WP SportoweFakty / Agnieszka Skórowska / Na zdjęciu: Damian Węglarz
WP SportoweFakty / Agnieszka Skórowska / Na zdjęciu: Damian Węglarz

Damian Węglarz długo powstrzymywał rywali w meczu Jagiellonii Białystok z Rakowem Częstochowa (0:1), ale ostatecznie skapitulował po strzale Tomasa Petraska. - Liczyłem na to, że więcej szans będę miał na linii, ale rywal trafił idealnie - opowiadał.

Jagiellonia Białystok przegrała 0:1 (0:0) z Rakowem Częstochowa w 2. kolejce PKO Ekstraklasy. Ten wynik to spora niespodzianka. - Boli to, że w trzecim sezonie z rzędu przegrywamy u siebie z beniaminkiem - nie krył bramkarz Damian Węglarz po zakończeniu spotkania.

- Wiedzieliśmy, że Raków postawi trudne warunki i to było widać głównie w pierwszej połowie. Nie było jednak żadną nowinką, że ten zespół gra dobrze w piłkę, ma inny system gry czy stosuje dużą wymienność pozycji. Z doświadczenia w I lidze miałem też świadomość, że dysponują mocnymi stałymi fragmentami gry, a Tomas Petrasek jest tam chyba najlepiej grającym głową obrońcą. To się potwierdziło - dodał 23-latek.

Golkiper Jagi wygrał pierwszy pojedynek z czeskim obrońcą, w pierwszej połowie, gdy kapitalnie odbił piłkę po jego strzale głową z kilku metrów. - Gdybym poszedł "w kontakt" to przegrałbym, bo to bardzo silny obrońca, ma dobry "timing" i oczywiście świetnie gra głową. Wiedziałem, że będę spóźniony i muszę się ratować interwencją na linii - wytłumaczył.

ZOBACZ WIDEO 2. Bundesliga: Dramatyczna kontuzja Kamińskiego. VfB Stuttgart pokonał Hannover [ZDJĘCIA ELEVEN SPORTS]

To była jedna z kilku interwencji Węglarza w tym meczu. Zresztą trzeba podkreślić, że grał on bardzo pewnie: celnie podawał piłki kolegom (nawet na kilkadziesiąt metrów - przyp. red.), w razie konieczności nie bał się wychodzić poza pole karne i przede wszystkim obronił aż 7 strzałów. Skapitulował raz, dopiero w 81. minucie po długim dośrodkowaniu z rzutu wolnego i tym razem jeszcze lepszym uderzeniu głową Petraska.
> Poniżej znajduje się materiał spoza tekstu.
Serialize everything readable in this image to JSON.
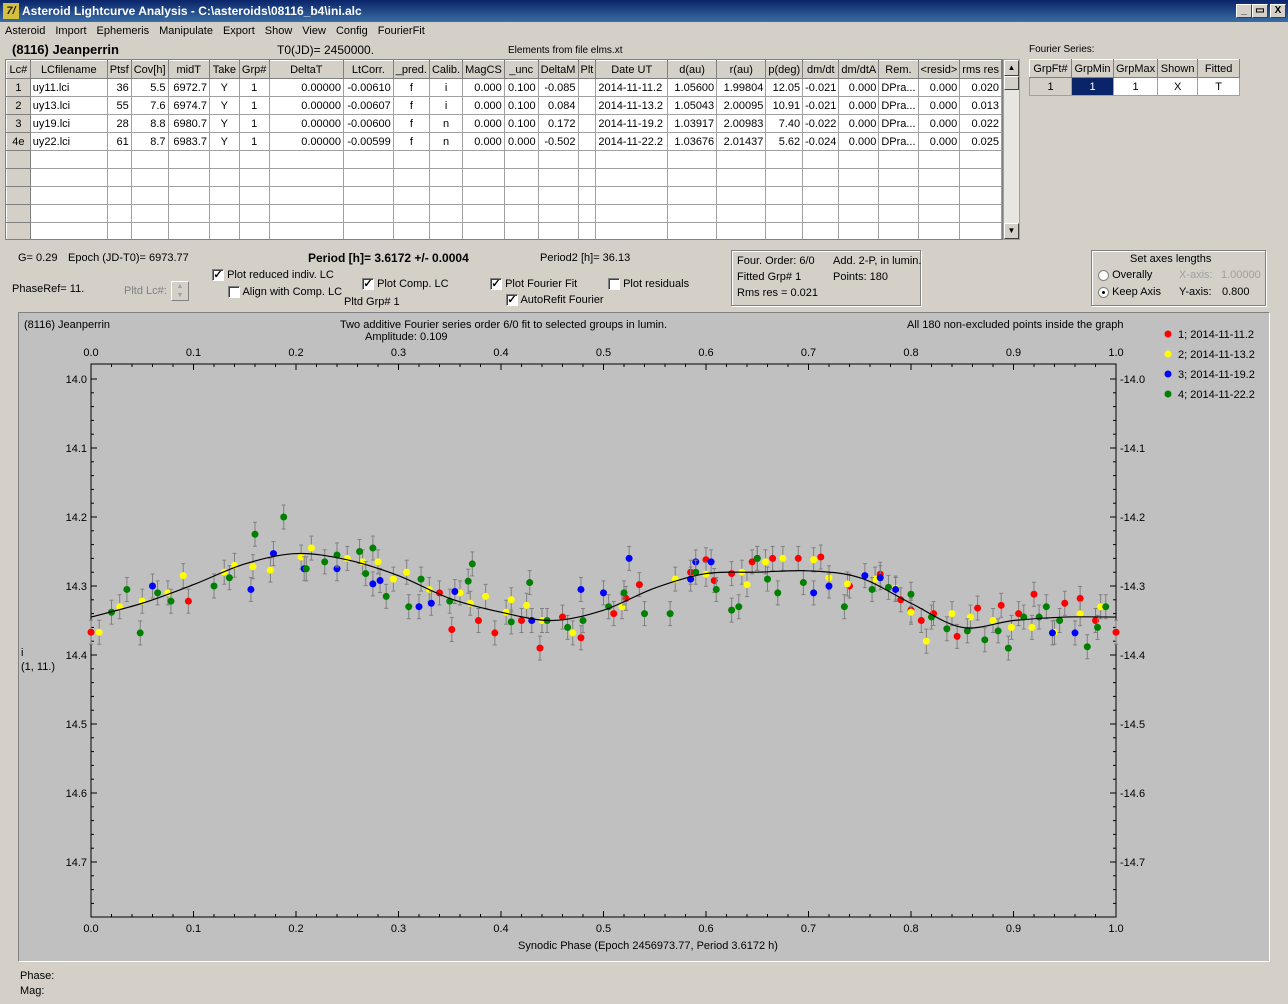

Czytaj także: "Głównym celem utrzymanie" - wywiad z Andrzejem Niewulisem

- Jedna wpadła i to boli najbardziej. Po meczu dopytywałem czy ktoś tą bramkę widział dokładniej i mogłem coś zrobić lepiej, ale z tego co już wiem, była to trudna sytuacja do wyjścia. Było tam 3-4 naszych zawodników, a sam liczyłem na to, że więcej szans będę miał na linii, ale rywal trafił idealnie. Pozostają jednak myśli, że mogłem się wpakować w nich wszystkich - zakończył wychowanek Zawiszy Bydgoszcz.